We have built-out the closest and the best - every next option is sequentially further away, or worse. That process has run into other threats; flooding potential, slip potential, sea-level rise - it's been funny to watch those who need to deny one after another, to continue justifying their personal narratives. And their collective narrative (humans are superior, and they can use that to transcend physics) which is looking a tad incorrect...
It will take ever-more effort, to do anything, from here on in. And the maintenance demands will go up, not down.
Globally, this is as bad as its ever been. And now that the US has pulled funding for this monitoring, we will only get results in future for first world countries that fund their own. (The US funding for its own monitoring has been cancelled too.)
USA not monitoring air quality anymore? I guess they have privatised healthcare for the most part so the long term health consequences aren't seen as a public issue for public funding. Sad representative view really, which disregards the greater good of the nation and the world.

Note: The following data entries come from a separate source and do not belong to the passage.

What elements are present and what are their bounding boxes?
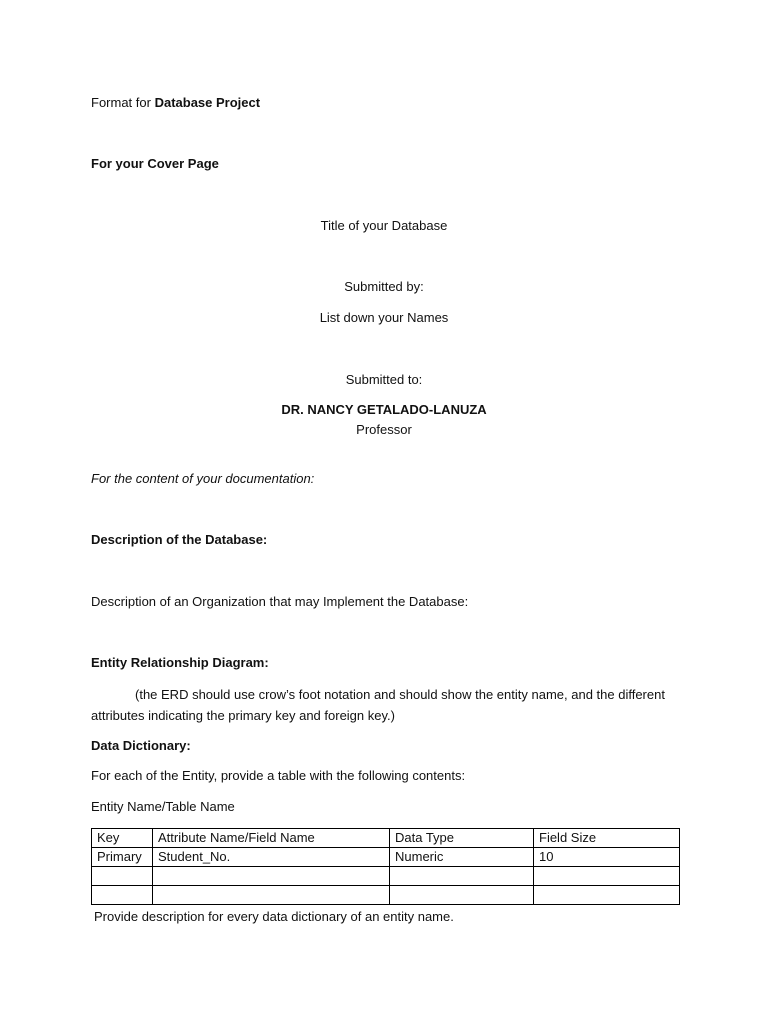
header-cell: Data Type <box>390 829 534 848</box>
table-cell <box>534 886 680 905</box>
professor-role: Professor <box>356 422 412 437</box>
table-cell <box>390 886 534 905</box>
organization-label: Description of an Organization that may Implement the Database: <box>91 594 469 609</box>
table-cell: 10 <box>534 848 680 867</box>
table-cell: Numeric <box>390 848 534 867</box>
dictionary-instruction: For each of the Entity, provide a table with the following contents: <box>91 768 466 783</box>
submitted-to-label: Submitted to: <box>345 372 423 387</box>
table-cell: Primary <box>92 848 153 867</box>
erd-note-text: (the ERD should use crow’s foot notation and should show the entity name, and the different attributes indicating the primary key and foreign key.) <box>91 687 665 723</box>
header-cell: Attribute Name/Field Name <box>153 829 390 848</box>
professor-name: DR. NANCY GETALADO-LANUZA <box>281 402 487 417</box>
header-cell: Field Size <box>534 829 680 848</box>
submitted-by-label: Submitted by: <box>344 279 424 294</box>
table-cell <box>92 867 153 886</box>
erd-note <box>91 684 671 726</box>
erd-label: Entity Relationship Diagram: <box>91 655 269 670</box>
table-cell <box>153 886 390 905</box>
table-row <box>92 848 680 867</box>
table-header-row <box>92 829 680 848</box>
data-dictionary-table <box>91 828 680 905</box>
table-cell <box>153 867 390 886</box>
entity-name-label: Entity Name/Table Name <box>91 799 235 814</box>
table-cell <box>534 867 680 886</box>
footer-note: Provide description for every data dictionary of an entity name. <box>94 909 454 924</box>
table-cell <box>92 886 153 905</box>
heading-title: Database Project <box>154 95 261 110</box>
table-row <box>92 886 680 905</box>
table-cell: Student_No. <box>153 848 390 867</box>
data-dictionary-label: Data Dictionary: <box>91 738 191 753</box>
content-intro: For the content of your documentation: <box>91 471 315 486</box>
description-label: Description of the Database: <box>91 532 268 547</box>
table-row <box>92 867 680 886</box>
heading-prefix: Format for <box>91 95 155 110</box>
database-title-placeholder: Title of your Database <box>320 218 448 233</box>
table-cell <box>390 867 534 886</box>
header-cell: Key <box>92 829 153 848</box>
document-heading <box>91 95 260 111</box>
names-placeholder: List down your Names <box>319 310 449 325</box>
cover-page-label: For your Cover Page <box>91 156 219 171</box>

This was always going to happen - there as here.
The narrative - the one chugged daily by some who should know better - is that economic growth is (a) desirable and (b) permanently attainable. As it comes up against Limits, those who monitor are going to be de-funded, de-voiced and devalued. It has to be; if they were listened to, we'd slow down - actually reverse.
Thus the de-funding of Dr Mike Joy, in this country. Not hard to join the dots, or notice that the Listener gave Connor English - not Mike Joy - space in the most-recent issue. The media are merely regurgitators; time they matured.